WHEN cotton grower Robert Gracie decided to return to the cattle market in 2013 as cows and calves were making a few hundred dollars, many people would have called him crazy.
But just four years on, the St George producer has established a successful beef operation using spare centre pivots to fatten weaners and cows on oats or forage crops.
Robert Gracie along with his wife Diane and parents Charlie and Lena Gracie operate the 4000 hectare property, Katoota, north of St George, along with 1800 hectares of Sunwater lease.
They currently have 300 hectares of chickpeas planted and recently finished their cotton harvest with averages of 12 bales per hectare.
In May 2013, about five years after selling their cattle herd to focus on cropping, Robert Gracie decided he wanted to better utilise two centre pivots which were growing pulse and wheat crops.
Mr Gracie asked GDL St George agent Anthony Hyland to help them rebuild their beef numbers by purchasing cattle with about $60,000 and establish a trading operation with the spare pivots.

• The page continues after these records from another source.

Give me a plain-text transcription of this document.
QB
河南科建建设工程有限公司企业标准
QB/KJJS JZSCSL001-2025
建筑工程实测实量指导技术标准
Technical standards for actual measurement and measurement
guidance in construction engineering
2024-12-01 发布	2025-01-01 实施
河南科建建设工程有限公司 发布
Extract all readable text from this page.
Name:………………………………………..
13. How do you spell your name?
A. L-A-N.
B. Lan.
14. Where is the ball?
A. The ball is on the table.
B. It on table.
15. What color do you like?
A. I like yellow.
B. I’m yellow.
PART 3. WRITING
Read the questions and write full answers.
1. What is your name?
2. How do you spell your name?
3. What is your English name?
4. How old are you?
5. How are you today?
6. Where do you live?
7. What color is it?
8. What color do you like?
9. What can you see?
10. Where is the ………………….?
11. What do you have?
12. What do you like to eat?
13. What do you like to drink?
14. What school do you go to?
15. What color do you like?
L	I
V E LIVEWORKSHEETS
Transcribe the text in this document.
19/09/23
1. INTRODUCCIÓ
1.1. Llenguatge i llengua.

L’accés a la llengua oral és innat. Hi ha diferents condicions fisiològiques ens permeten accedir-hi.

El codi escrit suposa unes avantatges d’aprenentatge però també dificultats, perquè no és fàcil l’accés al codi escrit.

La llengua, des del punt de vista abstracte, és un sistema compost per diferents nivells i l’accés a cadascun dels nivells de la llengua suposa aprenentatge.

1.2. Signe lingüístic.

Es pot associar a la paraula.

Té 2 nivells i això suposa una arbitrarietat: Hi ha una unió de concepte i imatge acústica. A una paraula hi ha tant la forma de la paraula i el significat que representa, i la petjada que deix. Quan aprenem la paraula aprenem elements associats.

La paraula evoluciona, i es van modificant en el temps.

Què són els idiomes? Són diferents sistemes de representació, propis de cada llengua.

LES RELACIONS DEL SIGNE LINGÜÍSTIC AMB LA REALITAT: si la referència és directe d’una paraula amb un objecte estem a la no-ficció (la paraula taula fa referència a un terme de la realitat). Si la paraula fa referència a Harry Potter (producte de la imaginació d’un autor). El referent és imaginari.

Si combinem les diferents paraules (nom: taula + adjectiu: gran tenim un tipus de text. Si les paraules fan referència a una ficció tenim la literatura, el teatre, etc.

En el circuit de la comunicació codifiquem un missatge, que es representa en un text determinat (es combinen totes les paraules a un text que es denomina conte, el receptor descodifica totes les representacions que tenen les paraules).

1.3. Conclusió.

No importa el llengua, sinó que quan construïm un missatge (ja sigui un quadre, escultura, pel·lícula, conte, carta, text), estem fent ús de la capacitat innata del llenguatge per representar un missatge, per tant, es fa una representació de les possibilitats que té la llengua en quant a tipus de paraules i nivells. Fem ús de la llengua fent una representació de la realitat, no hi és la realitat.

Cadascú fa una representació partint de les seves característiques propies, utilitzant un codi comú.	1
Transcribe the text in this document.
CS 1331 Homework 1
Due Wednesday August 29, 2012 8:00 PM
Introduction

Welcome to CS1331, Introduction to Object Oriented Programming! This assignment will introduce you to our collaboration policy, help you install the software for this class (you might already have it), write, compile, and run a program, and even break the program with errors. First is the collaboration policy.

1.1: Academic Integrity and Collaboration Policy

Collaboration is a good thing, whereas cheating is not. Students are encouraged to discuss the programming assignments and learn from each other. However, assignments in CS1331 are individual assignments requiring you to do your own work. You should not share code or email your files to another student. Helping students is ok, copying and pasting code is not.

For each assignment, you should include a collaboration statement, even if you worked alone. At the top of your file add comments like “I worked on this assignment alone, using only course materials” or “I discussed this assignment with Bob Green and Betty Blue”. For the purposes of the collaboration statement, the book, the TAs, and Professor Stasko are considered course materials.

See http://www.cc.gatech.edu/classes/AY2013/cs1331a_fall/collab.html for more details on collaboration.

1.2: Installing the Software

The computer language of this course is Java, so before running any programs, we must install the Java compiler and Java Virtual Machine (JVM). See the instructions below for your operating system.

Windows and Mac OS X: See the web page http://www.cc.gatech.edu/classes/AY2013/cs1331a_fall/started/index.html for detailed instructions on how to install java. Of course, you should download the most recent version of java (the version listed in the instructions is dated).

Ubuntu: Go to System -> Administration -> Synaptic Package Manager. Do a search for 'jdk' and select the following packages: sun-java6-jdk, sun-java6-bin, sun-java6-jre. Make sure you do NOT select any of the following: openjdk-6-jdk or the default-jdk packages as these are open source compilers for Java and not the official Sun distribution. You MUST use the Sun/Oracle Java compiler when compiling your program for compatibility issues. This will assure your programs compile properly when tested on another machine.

At that time their financial reserve was surplus for the cattle prices and after their first purchase of 60 Droughtmaster cows and calves from Mitchell out of the Roma saleyards there was still funds left.
Now Mr Gracie has about 260 weaners and 260 cows and feeder steers on 122 hectares of irrigated oats and 150 cows and 70 first calf heifers in breeder country along the river.
Their operation is targeted at the cow market and the females are purchased weighing about 400kg to 450kg where they are put into an 80 day oats program and sold to meat processors, like Bindaree Beef, at a target weight of 550kg.
If the cow calves, it’s seen as a bonus and the Gracie family will fatten the weaner for the best market at the time.
The move back into beef has been so successful that the family now plan to install another two centre pivots.
“Just for feed on-cattle and for pulse crops,” Mr Gracie said.
“If the cattle market turns the wrong way we can still do our thing and keep our skin in the game.”
The family have now moved into breeding and have put Santa bulls into their base Brangus herd.
Mr Gracie said they did investigate a feedlot opportunity for their return to beef but found more benefits in the irrigation fattening.
“Originally we put the pivots in just to drought proof us really so that we had a crop or something to keep our permanent guys busy,” he said.
“We did try cotton but couldn't keep the water up to it properly (on the pivots), that’s when we decided to go into feeding cattle off of them which I think we have done pretty good out of them actually.
“The pivots are absolutely perfect for what we are doing now. At the moment where the cattle market is you can afford to spend a few dollars on oats and a bit of forage.”
Their return to the beef game was relatively seamless with water used from on farm storage and allocation and fences and troughs given minor adjustments.
GDL St George agent Anthony Hyland said the Gracie’s operation hadn’t come about with a flick of a switch, a lot of planning and budgeting had been undertaken.
“Like any business everything is calculated pretty well, we don’t just do it for the sake of doing it,” he said.
“The profit is in the buying but it has been volatile this last nine months and trying to get it right.
“If you have got feed in front of you, you know where you can be and where you cant be, I think that’s key.”